So when President Obama signs the Ryan White HIV/AIDS Treatment Extension Act this morning (11:50am EST), will he also fully repeal the travel ban that keeps HIV-positive foreigners from entering the country or becoming citizens? That’s what’s expected. But wait: Doesn’t that mean Obama will be knocking down a law without Congress’ approval? (UPDATE: Obama did it.)
It would seem so.
Congress OK’d the then-six-year-old law in 1993, back when AIDS was still reason enough to get scurrrred about shaking hands with someone who’s positive. Last year, Sens. John Kerry and Gordon Smith, along with Rep. Barbara Lee got a reversal on the ban through Congress, but before President George W. Bush could finalize everything (he signed it into law), his term expired.
Which appears to be how Obama will clean up some unfinished business without having to get lawmakers to issue another reversal: Just pick up where Bush left off.
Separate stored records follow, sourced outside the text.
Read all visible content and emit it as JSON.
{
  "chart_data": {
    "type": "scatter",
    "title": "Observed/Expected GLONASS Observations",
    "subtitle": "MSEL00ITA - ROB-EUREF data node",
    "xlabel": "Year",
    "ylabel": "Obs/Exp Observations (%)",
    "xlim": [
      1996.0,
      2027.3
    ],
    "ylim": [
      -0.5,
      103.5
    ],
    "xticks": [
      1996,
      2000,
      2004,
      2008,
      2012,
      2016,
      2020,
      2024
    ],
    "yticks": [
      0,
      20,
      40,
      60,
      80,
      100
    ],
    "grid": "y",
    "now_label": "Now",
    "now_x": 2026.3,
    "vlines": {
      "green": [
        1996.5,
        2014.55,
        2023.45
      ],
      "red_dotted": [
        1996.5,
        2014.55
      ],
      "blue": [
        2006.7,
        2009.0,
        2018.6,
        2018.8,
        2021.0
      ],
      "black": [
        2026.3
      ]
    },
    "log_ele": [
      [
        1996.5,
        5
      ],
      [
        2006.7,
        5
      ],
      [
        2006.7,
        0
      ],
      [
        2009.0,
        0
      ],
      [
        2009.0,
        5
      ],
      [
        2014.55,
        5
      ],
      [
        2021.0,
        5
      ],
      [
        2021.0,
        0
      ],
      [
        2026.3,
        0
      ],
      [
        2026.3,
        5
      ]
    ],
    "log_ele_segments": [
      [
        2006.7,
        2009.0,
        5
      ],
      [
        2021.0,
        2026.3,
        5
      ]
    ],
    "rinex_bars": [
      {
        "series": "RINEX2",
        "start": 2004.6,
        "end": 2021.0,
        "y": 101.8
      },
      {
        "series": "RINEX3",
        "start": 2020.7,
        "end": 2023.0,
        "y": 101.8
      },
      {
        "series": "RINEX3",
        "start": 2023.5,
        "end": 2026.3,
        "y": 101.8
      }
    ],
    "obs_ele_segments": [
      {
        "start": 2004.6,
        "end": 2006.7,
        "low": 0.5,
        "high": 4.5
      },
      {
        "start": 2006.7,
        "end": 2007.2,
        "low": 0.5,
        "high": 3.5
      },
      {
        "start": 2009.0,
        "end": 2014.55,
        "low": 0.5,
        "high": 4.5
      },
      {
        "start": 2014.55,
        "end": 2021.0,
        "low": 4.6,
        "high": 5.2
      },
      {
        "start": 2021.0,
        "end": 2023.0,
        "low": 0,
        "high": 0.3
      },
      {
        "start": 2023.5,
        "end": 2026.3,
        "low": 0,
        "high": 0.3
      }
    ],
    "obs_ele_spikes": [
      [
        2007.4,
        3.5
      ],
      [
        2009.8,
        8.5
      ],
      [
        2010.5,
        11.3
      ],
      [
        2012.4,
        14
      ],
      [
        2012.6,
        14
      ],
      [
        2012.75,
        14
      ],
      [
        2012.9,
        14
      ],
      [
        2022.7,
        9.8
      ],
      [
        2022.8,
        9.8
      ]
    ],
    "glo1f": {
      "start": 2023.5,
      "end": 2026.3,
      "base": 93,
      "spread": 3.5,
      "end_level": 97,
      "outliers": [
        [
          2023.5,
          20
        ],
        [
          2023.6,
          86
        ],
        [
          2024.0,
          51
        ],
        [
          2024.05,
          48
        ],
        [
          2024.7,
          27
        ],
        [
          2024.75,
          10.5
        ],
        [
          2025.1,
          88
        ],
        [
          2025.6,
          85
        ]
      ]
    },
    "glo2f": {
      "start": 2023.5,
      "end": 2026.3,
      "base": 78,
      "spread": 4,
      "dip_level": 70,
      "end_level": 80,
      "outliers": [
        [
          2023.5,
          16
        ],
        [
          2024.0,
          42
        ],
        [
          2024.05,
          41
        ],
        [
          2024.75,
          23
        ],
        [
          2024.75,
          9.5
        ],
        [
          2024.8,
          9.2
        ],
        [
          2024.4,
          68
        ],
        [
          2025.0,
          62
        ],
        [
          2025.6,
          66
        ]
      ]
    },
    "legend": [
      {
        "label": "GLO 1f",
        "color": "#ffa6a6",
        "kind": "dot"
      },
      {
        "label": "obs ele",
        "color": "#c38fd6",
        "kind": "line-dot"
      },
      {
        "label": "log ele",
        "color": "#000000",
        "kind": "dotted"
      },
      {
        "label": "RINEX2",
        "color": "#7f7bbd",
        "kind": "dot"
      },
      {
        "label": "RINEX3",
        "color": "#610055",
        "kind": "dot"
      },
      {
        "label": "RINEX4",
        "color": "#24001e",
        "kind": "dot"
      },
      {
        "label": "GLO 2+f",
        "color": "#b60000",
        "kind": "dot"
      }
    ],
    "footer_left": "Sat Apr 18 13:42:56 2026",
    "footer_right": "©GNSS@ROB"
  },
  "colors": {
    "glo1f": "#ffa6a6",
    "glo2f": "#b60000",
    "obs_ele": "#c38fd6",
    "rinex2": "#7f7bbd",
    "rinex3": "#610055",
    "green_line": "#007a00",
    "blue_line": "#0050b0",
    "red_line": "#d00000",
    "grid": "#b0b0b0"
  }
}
The Office of Management and Budget and the Health and Human Services Department are already working on what happens post-repeal.
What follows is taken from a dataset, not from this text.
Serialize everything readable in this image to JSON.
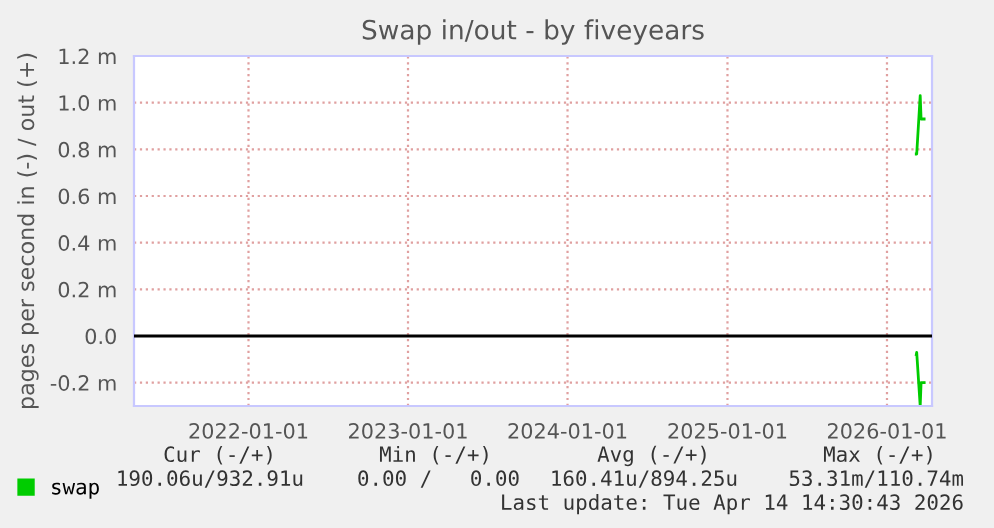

And if Obama makes good on rumor and kills the travel ban while re-upping billions of federal dollars for AIDS treatment and prevention programs, well, won’t we have one less thing to bitch about?
UPDATE: Obama just did as expected, signing the Ryan White extension, and the end of the HIV Travel and Immigration Ban. The new rules take effect in January — as the Department of Health and Human Services is given 60 days to enact the new rules — meaning HIV status is no longer a factor in issuing visas or immigration papers.